Si le médecin doit respecter le secret professionnel, dans l’intérêt du patient, il doit également respecter sa propre intégrité, selon les articles 84 et 85 du  Code de déontologie des médecins :

« Le médecin doit s’abstenir d’inscrire, de produire ou d’utiliser des données qu’il sait erronées dans tout document, notamment tout rapport ou dossier médical ou de recherche. » (art. 84).

« Le médecin doit s’abstenir de délivrer à  quiconque et pour quelque motif que ce soit un certificat de complaisance ou des informations écrites ou verbales qu’il sait erronées. » (art. 85).

Même si l'on reconnaît le principe général que l’état de santé d’une personne fait partie intégrante de sa vie privée, lorsqu’un patient demande un certificat médical attestant de son état de santé, il consent implicitement à la divulgation de renseignements confidentiels pertinents le concernant. Il ne peut pas invoquer son droit à la confidentialité pour obliger le médecin à cacher, par exemple, le motif ou la durée d’un congé aux personnes qui l’emploient et auprès de qui il s’est engagé.

Par contre, l’employeur qui exige un billet médical (attestation d’absences) doit pouvoir démontrer que cette information lui est nécessaire pour l’exécution du contrat de travail. Plus précisément, il doit démontrer que l’intérêt légitime de l’entreprise a préséance sur les droits accordés aux personnes par la Charte des droits et libertés de la personne du Québec, dans les cas d’absentéisme fréquent ou pour une absence de longue durée, par exemple. Toutefois, lorsque l’employeur agit à titre d’assureur, il a le droit de demander tous les renseignements pertinents lui permettant de déterminer s’il indemnisera ou non son employé pour son absence. D’ailleurs, si l’arrêt de travail de l’employé fait suite à un accident de travail, l’employeur reçoit une copie des certificats médicaux relatifs à l’accident, conformément aux lois et aux règlements régissant la Commission de la santé et de la sécurité du travail (CSST).

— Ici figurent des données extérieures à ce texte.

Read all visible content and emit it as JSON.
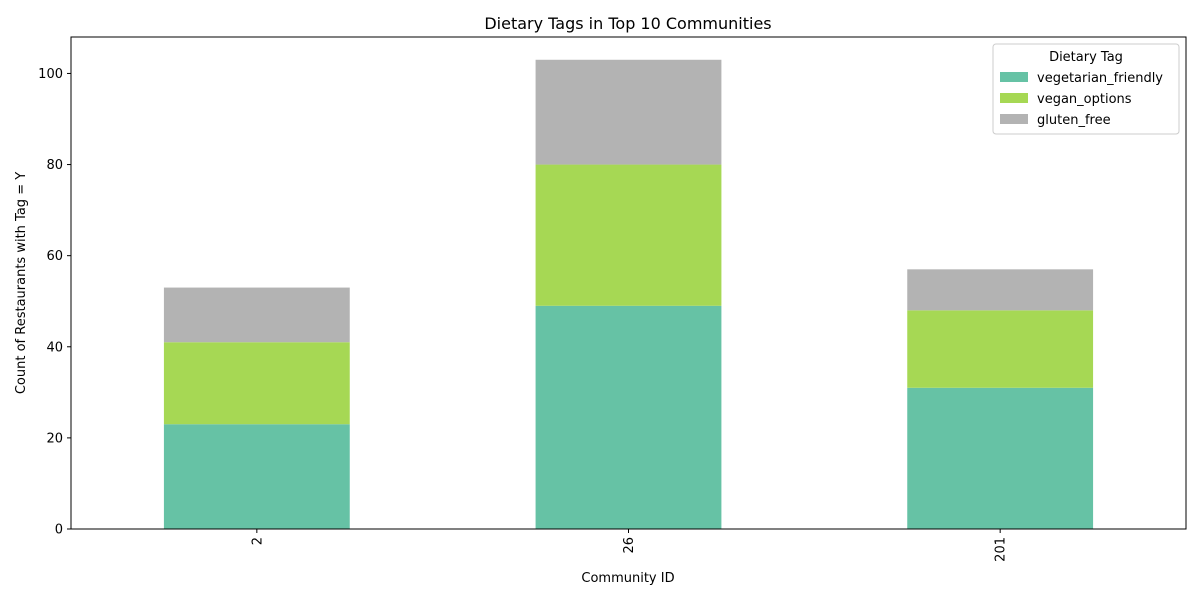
{
  "chart_data": {
    "type": "bar",
    "stacked": true,
    "title": "Dietary Tags in Top 10 Communities",
    "xlabel": "Community ID",
    "ylabel": "Count of Restaurants with Tag = Y",
    "categories": [
      "2",
      "26",
      "201"
    ],
    "series": [
      {
        "name": "vegetarian_friendly",
        "values": [
          23,
          49,
          31
        ],
        "color": "#66c2a5"
      },
      {
        "name": "vegan_options",
        "values": [
          18,
          31,
          17
        ],
        "color": "#a6d854"
      },
      {
        "name": "gluten_free",
        "values": [
          12,
          23,
          9
        ],
        "color": "#b3b3b3"
      }
    ],
    "ylim": [
      0,
      108
    ],
    "yticks": [
      0,
      20,
      40,
      60,
      80,
      100
    ],
    "xtick_rotation": 90,
    "grid": false,
    "legend": {
      "title": "Dietary Tag",
      "placement": "top-right"
    }
  }
}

Le certificat médical doit donc attester de l’état de santé du patient et ne contenir que les renseignements pertinents. Il doit indiquer la date du début et, si possible, la date de la fin de l’invalidité ainsi que le type d’invalidité. Le diagnostic justifiant l’incapacité de travailler doit y figurer, à condition que la divulgation de cette information soit autorisée par le patient, nécessaire à l’employeur pour l’exécution du contrat de travail ou pertinente pour l’assureur.

Que la divulgation de renseignements soit faite à des proches ou dans un certificat médical, il faut toujours se rappeler que l’écoute et le dialogue devraient permettre au médecin et au patient d’entretenir une relation professionnelle qui tienne compte de leur point de vue respectif. Le médecin doit éviter le piège du « certificat de complaisance ». Dans sa démarche, il appartient plutôt au patient d’utiliser les recours mis à sa disposition. Le cas échéant, son médecin pourra témoigner en tant que médecin traitant (et non à titre d’expert).

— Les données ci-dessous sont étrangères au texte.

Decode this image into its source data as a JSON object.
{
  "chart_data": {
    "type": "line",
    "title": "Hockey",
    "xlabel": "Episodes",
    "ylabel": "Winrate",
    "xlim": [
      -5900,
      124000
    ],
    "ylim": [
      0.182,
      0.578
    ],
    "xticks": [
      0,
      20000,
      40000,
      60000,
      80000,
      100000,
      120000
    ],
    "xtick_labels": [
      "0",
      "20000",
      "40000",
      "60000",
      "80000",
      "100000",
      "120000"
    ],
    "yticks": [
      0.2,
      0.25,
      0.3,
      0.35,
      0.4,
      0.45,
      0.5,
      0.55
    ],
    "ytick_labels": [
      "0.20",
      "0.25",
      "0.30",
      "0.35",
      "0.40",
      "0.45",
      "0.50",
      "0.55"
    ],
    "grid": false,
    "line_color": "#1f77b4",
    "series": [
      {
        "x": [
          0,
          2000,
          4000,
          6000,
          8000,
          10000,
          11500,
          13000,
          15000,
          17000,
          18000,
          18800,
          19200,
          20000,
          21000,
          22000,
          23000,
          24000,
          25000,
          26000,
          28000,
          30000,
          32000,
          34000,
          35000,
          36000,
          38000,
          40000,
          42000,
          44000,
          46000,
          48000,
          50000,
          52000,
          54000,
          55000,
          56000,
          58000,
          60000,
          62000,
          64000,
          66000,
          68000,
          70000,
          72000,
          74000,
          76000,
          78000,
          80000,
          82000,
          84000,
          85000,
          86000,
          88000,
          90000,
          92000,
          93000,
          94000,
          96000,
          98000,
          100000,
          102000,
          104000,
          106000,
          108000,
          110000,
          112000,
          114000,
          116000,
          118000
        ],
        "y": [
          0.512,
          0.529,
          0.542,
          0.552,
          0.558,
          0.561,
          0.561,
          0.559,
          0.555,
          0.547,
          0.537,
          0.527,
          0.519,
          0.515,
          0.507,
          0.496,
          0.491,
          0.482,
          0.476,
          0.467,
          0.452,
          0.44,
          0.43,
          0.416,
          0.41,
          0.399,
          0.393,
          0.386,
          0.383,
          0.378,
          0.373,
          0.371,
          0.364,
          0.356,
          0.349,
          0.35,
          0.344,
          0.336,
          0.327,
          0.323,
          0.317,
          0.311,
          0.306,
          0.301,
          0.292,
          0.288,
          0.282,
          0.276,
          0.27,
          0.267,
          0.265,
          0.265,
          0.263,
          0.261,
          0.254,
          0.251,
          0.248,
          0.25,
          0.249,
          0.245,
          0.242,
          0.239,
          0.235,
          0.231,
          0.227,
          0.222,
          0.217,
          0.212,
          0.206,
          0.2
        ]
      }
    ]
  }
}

Vous avez rassuré Mme Louise L. et éclairci avec elle la demande de l’assureur. Vous avez convenu de remplir le formulaire avec discrétion mais en toute franchise. La patiente accepte cette option.

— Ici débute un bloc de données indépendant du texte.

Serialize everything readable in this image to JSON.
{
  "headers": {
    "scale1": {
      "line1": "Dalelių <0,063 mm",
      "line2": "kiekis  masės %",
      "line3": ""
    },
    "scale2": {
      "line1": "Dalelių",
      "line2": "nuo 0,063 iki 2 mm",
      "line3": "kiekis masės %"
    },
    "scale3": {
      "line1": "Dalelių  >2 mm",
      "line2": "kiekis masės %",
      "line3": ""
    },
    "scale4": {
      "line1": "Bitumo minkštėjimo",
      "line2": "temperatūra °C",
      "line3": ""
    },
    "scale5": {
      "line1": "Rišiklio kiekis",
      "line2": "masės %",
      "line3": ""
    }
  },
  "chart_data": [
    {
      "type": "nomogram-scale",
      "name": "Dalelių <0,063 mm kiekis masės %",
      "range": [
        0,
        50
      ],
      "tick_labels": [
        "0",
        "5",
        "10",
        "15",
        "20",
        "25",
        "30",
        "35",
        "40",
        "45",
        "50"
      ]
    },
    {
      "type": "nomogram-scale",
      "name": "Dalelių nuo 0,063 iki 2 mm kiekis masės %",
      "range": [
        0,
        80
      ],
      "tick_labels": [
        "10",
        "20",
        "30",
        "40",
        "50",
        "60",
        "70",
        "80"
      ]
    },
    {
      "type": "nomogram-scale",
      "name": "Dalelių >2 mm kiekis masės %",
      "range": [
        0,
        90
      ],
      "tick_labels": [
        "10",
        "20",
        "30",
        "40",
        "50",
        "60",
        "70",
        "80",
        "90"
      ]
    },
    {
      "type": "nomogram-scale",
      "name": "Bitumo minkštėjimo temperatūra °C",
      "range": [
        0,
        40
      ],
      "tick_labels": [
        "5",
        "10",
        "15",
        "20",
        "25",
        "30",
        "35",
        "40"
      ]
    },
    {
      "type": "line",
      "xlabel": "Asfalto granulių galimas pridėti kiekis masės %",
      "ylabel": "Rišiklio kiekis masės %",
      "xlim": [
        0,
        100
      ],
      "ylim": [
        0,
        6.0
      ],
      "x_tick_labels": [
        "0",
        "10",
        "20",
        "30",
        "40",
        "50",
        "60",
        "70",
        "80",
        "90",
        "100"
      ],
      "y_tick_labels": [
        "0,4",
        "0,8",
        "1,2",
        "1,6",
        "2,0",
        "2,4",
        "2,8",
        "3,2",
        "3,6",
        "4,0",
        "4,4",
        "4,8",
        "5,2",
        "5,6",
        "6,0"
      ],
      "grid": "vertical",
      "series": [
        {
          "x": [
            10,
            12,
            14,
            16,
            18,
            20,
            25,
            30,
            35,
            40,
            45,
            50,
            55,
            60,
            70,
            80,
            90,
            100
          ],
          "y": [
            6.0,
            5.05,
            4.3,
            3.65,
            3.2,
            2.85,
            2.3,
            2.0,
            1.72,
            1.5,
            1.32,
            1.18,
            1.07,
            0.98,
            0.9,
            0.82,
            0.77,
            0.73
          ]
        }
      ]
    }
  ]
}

Grâce à vos traitements, elle recouvre la santé au bout de quelque temps et reprend progressivement son travail. Les premières semaines de réintégration se passent bien, ce qui permet à Mme Louise L. de recommencer rapidement à travailler à temps plein. Elle reçoit une évaluation favorable lui confirmant qu’elle a retrouvé toutes ses capacités. Vous l’estimez bien rétablie.